PUBLISH CRIMINAL HISTORY OF ELECTION CANDIDATES, SAYS SC
14, Feb 2020
Prelims level : Institutional Reforms Mains level : GS-II Important aspects of Governance, Transparency and Accountability, e-governance- Applications, Models, Successes, Limitations, and Potential; Citizens Charters, Transparency & Accountability and institutional and other measures.
Why in News?
- The Supreme Court recently ordered political parties to publish the entire criminal history of their candidates for Assembly and Lok Sabha elections.
What did SC said?
- In addition to the entire criminal history of their candidates the reasons that goaded them to field suspected criminals over decent people are also ordered to be published.
- The information should be published in a local as well as a national newspaper as well as the parties’ social media handles.
- It should mandatorily be published either within 48 hours of the selection of candidates or less than two weeks before the first date for filing of nominations, whichever is earlier.
- The published information on the criminal antecedents of a candidate should be detailed and include the nature of their offences, charges framed against him, the court concerned, case number, etc.
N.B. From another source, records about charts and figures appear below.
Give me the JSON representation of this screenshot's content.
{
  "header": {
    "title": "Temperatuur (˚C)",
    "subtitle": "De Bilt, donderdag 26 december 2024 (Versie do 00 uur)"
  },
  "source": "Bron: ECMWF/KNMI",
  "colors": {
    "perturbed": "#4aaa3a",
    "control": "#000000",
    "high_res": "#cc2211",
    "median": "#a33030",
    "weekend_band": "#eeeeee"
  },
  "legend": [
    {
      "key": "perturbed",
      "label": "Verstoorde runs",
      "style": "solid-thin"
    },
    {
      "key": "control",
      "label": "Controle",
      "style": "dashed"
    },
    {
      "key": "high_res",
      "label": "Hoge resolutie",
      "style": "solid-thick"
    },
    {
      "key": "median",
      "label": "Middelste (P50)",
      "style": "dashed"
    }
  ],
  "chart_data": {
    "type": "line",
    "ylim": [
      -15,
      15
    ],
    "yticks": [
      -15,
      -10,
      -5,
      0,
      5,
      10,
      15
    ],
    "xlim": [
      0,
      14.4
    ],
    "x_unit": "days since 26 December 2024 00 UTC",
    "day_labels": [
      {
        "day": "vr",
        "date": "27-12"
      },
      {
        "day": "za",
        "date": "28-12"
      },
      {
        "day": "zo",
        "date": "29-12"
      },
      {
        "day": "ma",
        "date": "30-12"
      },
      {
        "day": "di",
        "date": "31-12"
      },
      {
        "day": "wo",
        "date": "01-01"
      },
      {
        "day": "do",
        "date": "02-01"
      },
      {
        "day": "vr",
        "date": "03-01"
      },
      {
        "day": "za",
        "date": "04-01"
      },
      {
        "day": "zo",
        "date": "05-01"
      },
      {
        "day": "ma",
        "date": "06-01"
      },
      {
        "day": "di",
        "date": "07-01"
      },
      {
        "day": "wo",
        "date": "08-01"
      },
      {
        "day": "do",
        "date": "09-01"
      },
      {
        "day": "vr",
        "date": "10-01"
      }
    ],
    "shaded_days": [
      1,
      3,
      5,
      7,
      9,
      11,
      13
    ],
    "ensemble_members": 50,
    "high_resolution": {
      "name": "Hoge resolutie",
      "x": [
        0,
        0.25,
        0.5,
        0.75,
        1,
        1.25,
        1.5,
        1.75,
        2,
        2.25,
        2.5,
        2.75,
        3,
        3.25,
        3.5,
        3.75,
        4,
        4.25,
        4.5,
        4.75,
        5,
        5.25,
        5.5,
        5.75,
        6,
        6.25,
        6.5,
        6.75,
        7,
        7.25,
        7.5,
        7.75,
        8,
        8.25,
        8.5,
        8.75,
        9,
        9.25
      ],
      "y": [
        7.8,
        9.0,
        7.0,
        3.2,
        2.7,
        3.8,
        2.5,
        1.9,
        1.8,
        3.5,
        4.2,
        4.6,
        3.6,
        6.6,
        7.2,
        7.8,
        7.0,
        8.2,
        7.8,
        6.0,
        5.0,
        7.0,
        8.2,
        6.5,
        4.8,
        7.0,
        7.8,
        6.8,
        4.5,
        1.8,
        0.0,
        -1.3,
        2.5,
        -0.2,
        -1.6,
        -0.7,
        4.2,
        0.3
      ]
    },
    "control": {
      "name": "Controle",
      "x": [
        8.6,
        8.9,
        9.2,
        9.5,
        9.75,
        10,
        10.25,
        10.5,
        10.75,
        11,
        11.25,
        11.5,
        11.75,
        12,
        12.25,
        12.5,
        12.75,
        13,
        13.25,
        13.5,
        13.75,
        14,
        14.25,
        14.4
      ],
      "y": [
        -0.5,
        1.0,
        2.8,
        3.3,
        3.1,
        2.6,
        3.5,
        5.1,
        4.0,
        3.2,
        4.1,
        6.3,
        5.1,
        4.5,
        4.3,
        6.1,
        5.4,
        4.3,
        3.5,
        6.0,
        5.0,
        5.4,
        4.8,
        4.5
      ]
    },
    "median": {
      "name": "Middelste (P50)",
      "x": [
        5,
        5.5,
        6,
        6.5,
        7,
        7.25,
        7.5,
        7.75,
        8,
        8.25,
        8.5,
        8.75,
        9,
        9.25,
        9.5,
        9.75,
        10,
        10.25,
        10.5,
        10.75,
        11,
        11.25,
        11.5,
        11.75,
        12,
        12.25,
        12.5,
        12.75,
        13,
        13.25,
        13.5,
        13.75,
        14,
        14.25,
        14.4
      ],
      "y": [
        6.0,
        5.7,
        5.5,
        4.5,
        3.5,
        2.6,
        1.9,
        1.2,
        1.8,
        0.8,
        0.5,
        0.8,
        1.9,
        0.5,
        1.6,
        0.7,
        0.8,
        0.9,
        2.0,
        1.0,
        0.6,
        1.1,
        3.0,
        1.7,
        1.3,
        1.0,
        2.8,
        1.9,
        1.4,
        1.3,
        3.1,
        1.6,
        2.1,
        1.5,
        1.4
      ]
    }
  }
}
- The judgment is applicable to parties both at Central and State levels.
Why this order?
- It appears that over the last four general elections, there has been an alarming increase in the incidence of criminals in politics.
- In 2004, 24% of the Members of Parliament had criminal cases pending against them; in 2009, that went up to 30%; in 2014 to 34%; and in 2019 as many as 43% of MPs had criminal cases pending against them”.
- The unimpeded rise of criminals, often facing heinous charges like rape and murder, encroaching into the country’s political and electoral scenes compelled SC to interfere in this issue.
What are the significances of the Judgement?
- A political party should explain to the public through their published material how the “qualifications or achievements or merit” of a candidate, charged with a crime, impressed it enough to cast aside the smear of his criminal background.
- A party would have to give reasons to the voter that it was not the candidate’s “possibilities of win at the polls” which guided its decision to give him ticket to contest elections.